Le long métrage « Yuli », de la réalisatrice espagnole Icíar Bollaín, a été projeté ce Mercredi 14 Novembre, en présence de son producteur Juan Gordon, et cela dans le cadre de la compétition officielle du 10e Festival International du Film d’Alger (FICA), qui se déroule à la salle Ibn Zeydoune de l’Oref Riadh El Feth.

Juan Gordon dira à propos du film : « Quand nous avons commencé le tournage du film «Yuli », nous avons très clairement souligné le faite qu’il y’est trois éléments importants à prendre en considération, à savoir la danse, la musique et la lumière ». il ajoutera dans le même contexte : « Nous avons effectué un travail plusieurs mois avant d’entamer le film, qui consiste en la composition de la musique, et aussi sur la chorégraphie, qui a été au préalablement préparée. Carlos est un professionnel du ballet classique, mais aussi il a été très important pour nous tous, de prendre en considération le ballet contemporain ».

A travers ce film, « nous avons également essayé, de mettre en avant la situation de Cuba durant 30 ou 40 dernières années. Quand nous avons présenté ce film l’an dernier, au Festival de la Havane, les cubains l’ont considéré comme étant un hommage pour eux et pour leur pays » affirmera t il. Il expliquera aussi,  « en réalité ce fut notre intention quelque part, que de montrer qu’à Cuba, il peut y’avoir un futur pour certaines personnes, à l’image de Carlos, qui peuvent prospérer professionnellement et même personnellement, sans pourtant sortir de la Havane. Notre intention est en outre, propager une certaine fierté à travers l’appartenance à Cuba, indépendamment de la situation politique du pays ».

Quant à la projection de Yuli à Cuba, le producteur confiera que « nous avons également, été objet de critique par rapport à certaines scènes qui montrent la corruption à la Havane, mais il faut savoir aussi, qu’en réalité nous n’avons pas voulu critiquer Cuba, dont nous sommes amoureux quelques parts, mais notre désir est de voir Cuba prospère, avec une fin de l’embargo et une vie qui est sans interférence des Etats Unis ».

Le film est partit d’un point de départ qui est « simplement le roman autobiographique de Carlos s’intitulant « No Way Home » (Pas de retour à la maison), qu’il a écrit à ses 40ans. Cette idée a émergé de la part d’une productrice et moi-même, étant coproducteur espagnole, avec l’appui de plusieurs pays, à l’image la France, l’Allemagne, l’Angleterre ainsi que Cuba » avouera t il.

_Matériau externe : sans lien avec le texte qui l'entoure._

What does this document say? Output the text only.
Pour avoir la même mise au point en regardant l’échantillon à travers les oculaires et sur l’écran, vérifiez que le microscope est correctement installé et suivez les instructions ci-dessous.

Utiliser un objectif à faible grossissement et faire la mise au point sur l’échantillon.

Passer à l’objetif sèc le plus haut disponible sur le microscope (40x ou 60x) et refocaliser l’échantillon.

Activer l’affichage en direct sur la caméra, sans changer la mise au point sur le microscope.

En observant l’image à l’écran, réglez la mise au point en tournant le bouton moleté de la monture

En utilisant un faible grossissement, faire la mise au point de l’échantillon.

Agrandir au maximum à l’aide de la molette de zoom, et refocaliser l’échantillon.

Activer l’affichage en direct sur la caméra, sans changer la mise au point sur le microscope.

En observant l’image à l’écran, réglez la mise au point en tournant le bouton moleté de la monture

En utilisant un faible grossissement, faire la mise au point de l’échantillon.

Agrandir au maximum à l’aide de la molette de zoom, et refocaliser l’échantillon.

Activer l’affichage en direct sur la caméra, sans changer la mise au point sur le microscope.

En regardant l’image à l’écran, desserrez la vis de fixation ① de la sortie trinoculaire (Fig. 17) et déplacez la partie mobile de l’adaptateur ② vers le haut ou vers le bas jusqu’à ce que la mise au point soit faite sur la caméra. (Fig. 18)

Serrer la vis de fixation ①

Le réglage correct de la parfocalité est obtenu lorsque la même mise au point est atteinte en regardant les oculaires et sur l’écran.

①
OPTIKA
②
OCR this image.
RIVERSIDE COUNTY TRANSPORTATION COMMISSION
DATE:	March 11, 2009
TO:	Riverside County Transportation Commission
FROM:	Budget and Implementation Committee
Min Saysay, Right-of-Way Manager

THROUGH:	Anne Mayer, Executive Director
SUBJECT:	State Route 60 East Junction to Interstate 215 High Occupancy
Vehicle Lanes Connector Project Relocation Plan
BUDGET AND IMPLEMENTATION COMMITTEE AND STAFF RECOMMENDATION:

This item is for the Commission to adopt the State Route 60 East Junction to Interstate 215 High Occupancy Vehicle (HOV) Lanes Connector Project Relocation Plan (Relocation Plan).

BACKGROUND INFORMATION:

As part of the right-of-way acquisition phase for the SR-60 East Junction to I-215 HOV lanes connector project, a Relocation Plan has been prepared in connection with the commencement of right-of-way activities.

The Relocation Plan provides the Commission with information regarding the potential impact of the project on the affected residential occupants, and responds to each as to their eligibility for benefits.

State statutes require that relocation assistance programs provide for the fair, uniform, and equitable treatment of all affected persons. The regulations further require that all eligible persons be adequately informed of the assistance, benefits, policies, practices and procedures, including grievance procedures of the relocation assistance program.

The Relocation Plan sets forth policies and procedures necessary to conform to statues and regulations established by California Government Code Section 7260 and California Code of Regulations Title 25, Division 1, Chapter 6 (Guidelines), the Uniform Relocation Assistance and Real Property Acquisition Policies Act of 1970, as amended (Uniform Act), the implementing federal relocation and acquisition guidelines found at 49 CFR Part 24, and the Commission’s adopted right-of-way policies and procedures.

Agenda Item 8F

Quant au casting et au choix des comédiens, il dira : « C’est une situation très difficile, car il s’agissait de narrer la vie de Carlos, étant toujours en vie, et figurant également dans le film. Ce qui a été le plus difficile, était de concevoir un moment ou Carlos lui-même prenne la parole et dise que ma ville ne fut pas ainsi, il y’a quelque chose qui ne va pas par rapport à cela, ou aussi sur une autre narration sur un aspect de sa vie ». Il clôturera par :«  Nous sommes arrivé à la suite, à un arrangement avec la réalisatrice en disant que Carlos a décidé de respecter la vision que pouvait avoir cette dame, de la vie de l’acteur. Le reste du casting, s’est déroulé à la Havane, ou nous avons trouvé ce merveilleux enfant que vous voyez mais aussi les autres acteurs qui figurent dans le film ».